Anna Lőrincz‘ UvA MSc. data science thesis “Transfer learning for multilingual vacancy text generation” — which was graded a 9/10 💫 — was recently accepted at the The Second Version of Generation, Evaluation & Metrics (GEM) Workshop 2022 which will be held as part of EMNLP, December 7-11, 2022!

Get the pre-print here:

[bibtex file=citations.bib key=lorincz2022transfer]

In her work, Anna explores transformer models for data-to-text generation, or more specifically: given structured inputs such as categorical features (e.g., location), real valued features (e.g., salary of hours of work per week), or binary features (e.g., contract type) that represent benefits of vacancy texts, the task is to generate a natural language snippet that expresses said feature.

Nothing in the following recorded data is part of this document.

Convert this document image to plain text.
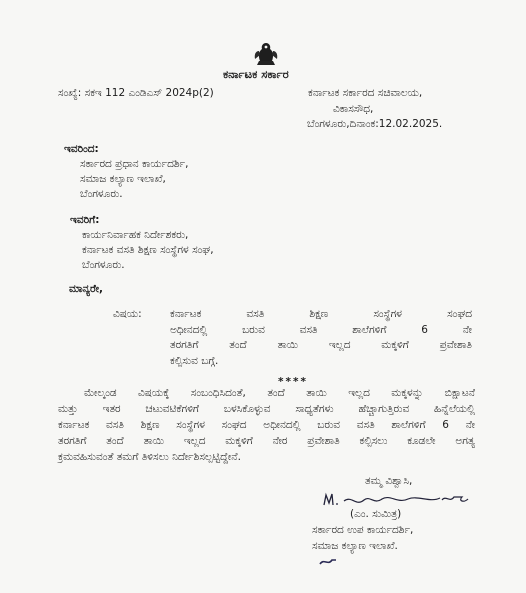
ಕರ್ನಾಟಕ ಸರ್ಕಾರ
ಸಂಖ್ಯೆ: ಸಕಇ 112 ಎಂಡಿಎಸ್ 2024p(2)	ಕರ್ನಾಟಕ ಸರ್ಕಾರದ ಸಚಿವಾಲಯ,
ವಿಕಾಸಸೌಧ,
ಬೆಂಗಳೂರು,ದಿನಾಂಕ:12.02.2025.
ಇವರಿಂದ:
ಸರ್ಕಾರದ ಪ್ರಧಾನ ಕಾರ್ಯದರ್ಶಿ,
ಸಮಾಜ ಕಲ್ಯಾಣ ಇಲಾಖೆ,
ಬೆಂಗಳೂರು.
ಇವರಿಗೆ:
ಕಾರ್ಯನಿರ್ವಾಹಕ ನಿರ್ದೇಶಕರು,
ಕರ್ನಾಟಕ ವಸತಿ ಶಿಕ್ಷಣ ಸಂಸ್ಥೆಗಳ ಸಂಘ,
ಬೆಂಗಳೂರು.
ಮಾನ್ಯರೇ,
ವಿಷಯ:	ಕರ್ನಾಟಕ ವಸತಿ ಶಿಕ್ಷಣ ಸಂಸ್ಥೆಗಳ ಸಂಘದ
ಅಧೀನದಲ್ಲಿ ಬರುವ ವಸತಿ ಶಾಲೆಗಳಿಗೆ 6 ನೇ
ತರಗತಿಗೆ ತಂದೆ ತಾಯಿ ಇಲ್ಲದ ಮಕ್ಕಳಿಗೆ ಪ್ರವೇಶಾತಿ
ಕಲ್ಪಿಸುವ ಬಗ್ಗೆ.
****
ಮೇಲ್ಕಂಡ ವಿಷಯಕ್ಕೆ ಸಂಬಂಧಿಸಿದಂತೆ, ತಂದೆ ತಾಯಿ ಇಲ್ಲದ ಮಕ್ಕಳನ್ನು ಬಿಕ್ಷಾಟನೆ
ಮತ್ತು ಇತರ ಚಟುವಟಿಕೆಗಳಿಗೆ ಬಳಸಿಕೊಳ್ಳುವ ಸಾಧ್ಯತೆಗಳು ಹೆಚ್ಚಾಗುತ್ತಿರುವ ಹಿನ್ನೆಲೆಯಲ್ಲಿ
ಕರ್ನಾಟಕ ವಸತಿ ಶಿಕ್ಷಣ ಸಂಸ್ಥೆಗಳ ಸಂಘದ ಅಧೀನದಲ್ಲಿ ಬರುವ ವಸತಿ ಶಾಲೆಗಳಿಗೆ 6 ನೇ
ತರಗತಿಗೆ ತಂದೆ ತಾಯಿ ಇಲ್ಲದ ಮಕ್ಕಳಿಗೆ ನೇರ ಪ್ರವೇಶಾತಿ ಕಲ್ಪಿಸಲು ಕೂಡಲೇ ಅಗತ್ಯ
ಕ್ರಮವಹಿಸುವಂತೆ ತಮಗೆ ತಿಳಿಸಲು ನಿರ್ದೇಶಿಸಲ್ಪಟ್ಟಿದ್ದೇನೆ.
ತಮ್ಮ ವಿಶ್ವಾಸಿ,
(ಎಂ. ಸುಮಿತ್ರ)
ಸರ್ಕಾರದ ಉಪ ಕಾರ್ಯದರ್ಶಿ,
ಸಮಾಜ ಕಲ್ಯಾಣ ಇಲಾಖೆ.
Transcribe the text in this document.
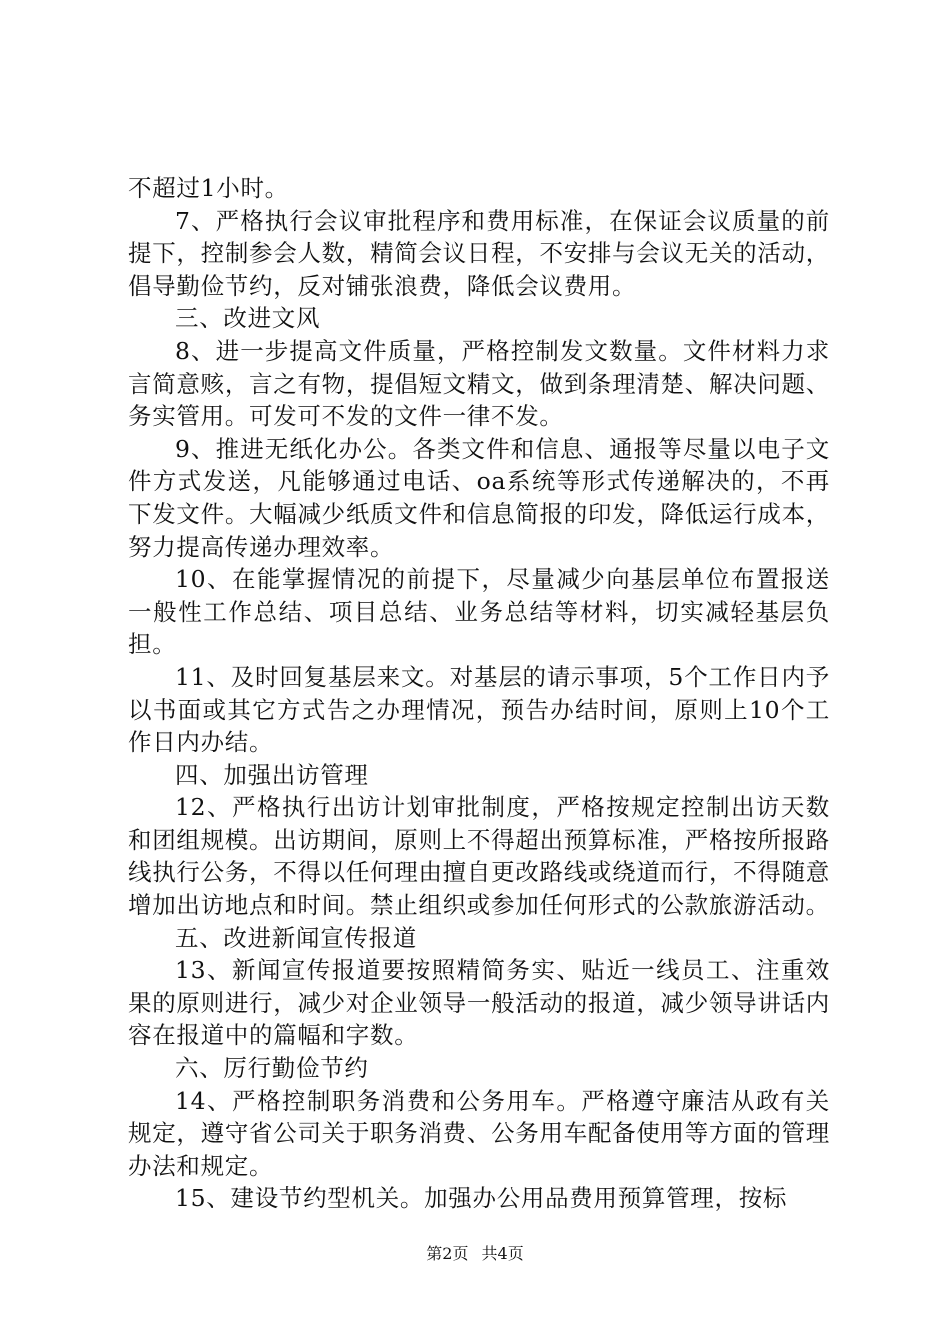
不超过1小时。

7、严格执行会议审批程序和费用标准，在保证会议质量的前提下，控制参会人数，精简会议日程，不安排与会议无关的活动，倡导勤俭节约，反对铺张浪费，降低会议费用。

三、改进文风

8、进一步提高文件质量，严格控制发文数量。文件材料力求言简意赅，言之有物，提倡短文精文，做到条理清楚、解决问题、务实管用。可发可不发的文件一律不发。

9、推进无纸化办公。各类文件和信息、通报等尽量以电子文件方式发送，凡能够通过电话、oa系统等形式传递解决的，不再下发文件。大幅减少纸质文件和信息简报的印发，降低运行成本，努力提高传递办理效率。

10、在能掌握情况的前提下，尽量减少向基层单位布置报送一般性工作总结、项目总结、业务总结等材料，切实减轻基层负担。

11、及时回复基层来文。对基层的请示事项，5个工作日内予以书面或其它方式告之办理情况，预告办结时间，原则上10个工作日内办结。

四、加强出访管理

12、严格执行出访计划审批制度，严格按规定控制出访天数和团组规模。出访期间，原则上不得超出预算标准，严格按所报路线执行公务，不得以任何理由擅自更改路线或绕道而行，不得随意增加出访地点和时间。禁止组织或参加任何形式的公款旅游活动。

五、改进新闻宣传报道

13、新闻宣传报道要按照精简务实、贴近一线员工、注重效果的原则进行，减少对企业领导一般活动的报道，减少领导讲话内容在报道中的篇幅和字数。

六、厉行勤俭节约

14、严格控制职务消费和公务用车。严格遵守廉洁从政有关规定，遵守省公司关于职务消费、公务用车配备使用等方面的管理办法和规定。

15、建设节约型机关。加强办公用品费用预算管理，按标

第2页 共4页
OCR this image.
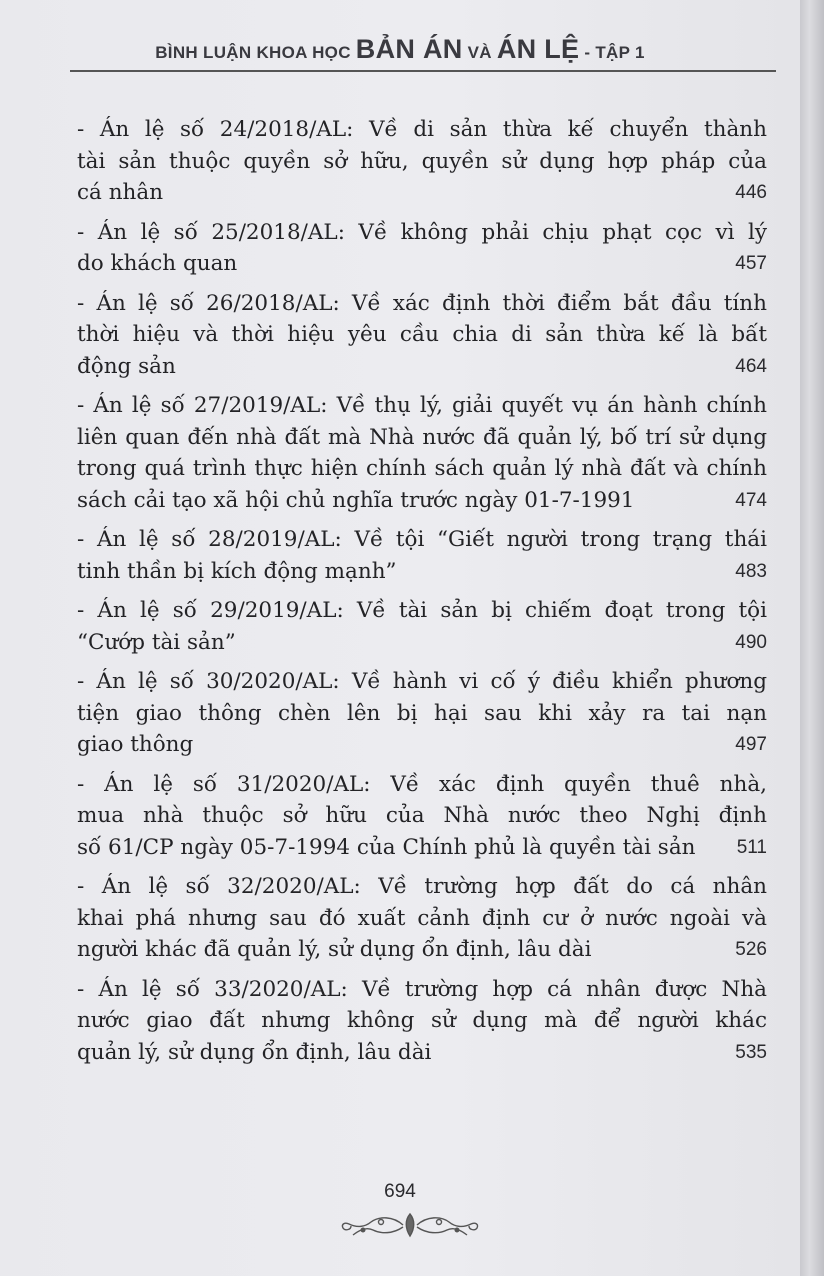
BÌNH LUẬN KHOA HỌC BẢN ÁN VÀ ÁN LỆ - TẬP 1
- Án lệ số 24/2018/AL: Về di sản thừa kế chuyển thành
tài sản thuộc quyền sở hữu, quyền sử dụng hợp pháp của
cá nhân	446
- Án lệ số 25/2018/AL: Về không phải chịu phạt cọc vì lý
do khách quan	457
- Án lệ số 26/2018/AL: Về xác định thời điểm bắt đầu tính
thời hiệu và thời hiệu yêu cầu chia di sản thừa kế là bất
động sản	464
- Án lệ số 27/2019/AL: Về thụ lý, giải quyết vụ án hành chính
liên quan đến nhà đất mà Nhà nước đã quản lý, bố trí sử dụng
trong quá trình thực hiện chính sách quản lý nhà đất và chính
sách cải tạo xã hội chủ nghĩa trước ngày 01-7-1991	474
- Án lệ số 28/2019/AL: Về tội “Giết người trong trạng thái
tinh thần bị kích động mạnh”	483
- Án lệ số 29/2019/AL: Về tài sản bị chiếm đoạt trong tội
“Cướp tài sản”	490
- Án lệ số 30/2020/AL: Về hành vi cố ý điều khiển phương
tiện giao thông chèn lên bị hại sau khi xảy ra tai nạn
giao thông	497
- Án lệ số 31/2020/AL: Về xác định quyền thuê nhà,
mua nhà thuộc sở hữu của Nhà nước theo Nghị định
số 61/CP ngày 05-7-1994 của Chính phủ là quyền tài sản 511
- Án lệ số 32/2020/AL: Về trường hợp đất do cá nhân
khai phá nhưng sau đó xuất cảnh định cư ở nước ngoài và
người khác đã quản lý, sử dụng ổn định, lâu dài	526
- Án lệ số 33/2020/AL: Về trường hợp cá nhân được Nhà
nước giao đất nhưng không sử dụng mà để người khác
quản lý, sử dụng ổn định, lâu dài	535
694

Layout of benefit section from Randstad.nl

Anna finds that using transformers greatly increases (vocabulary) variation when compared to template-based models, and needs less human effort. The results were — to me — surprisingly good, another proof that transformers are taking over the world and making traditional NLP methods partly obsolete.

I was very much impressed with this work! But, to show how even transformers are not perfect, yet, I present you with my favorite error from the paper:

input: LOCATION = Zwaag
output: Pal gelegen achter het centraal station Zwaaijdijk!

Hope to catch you sometime in Zwaaijdijk!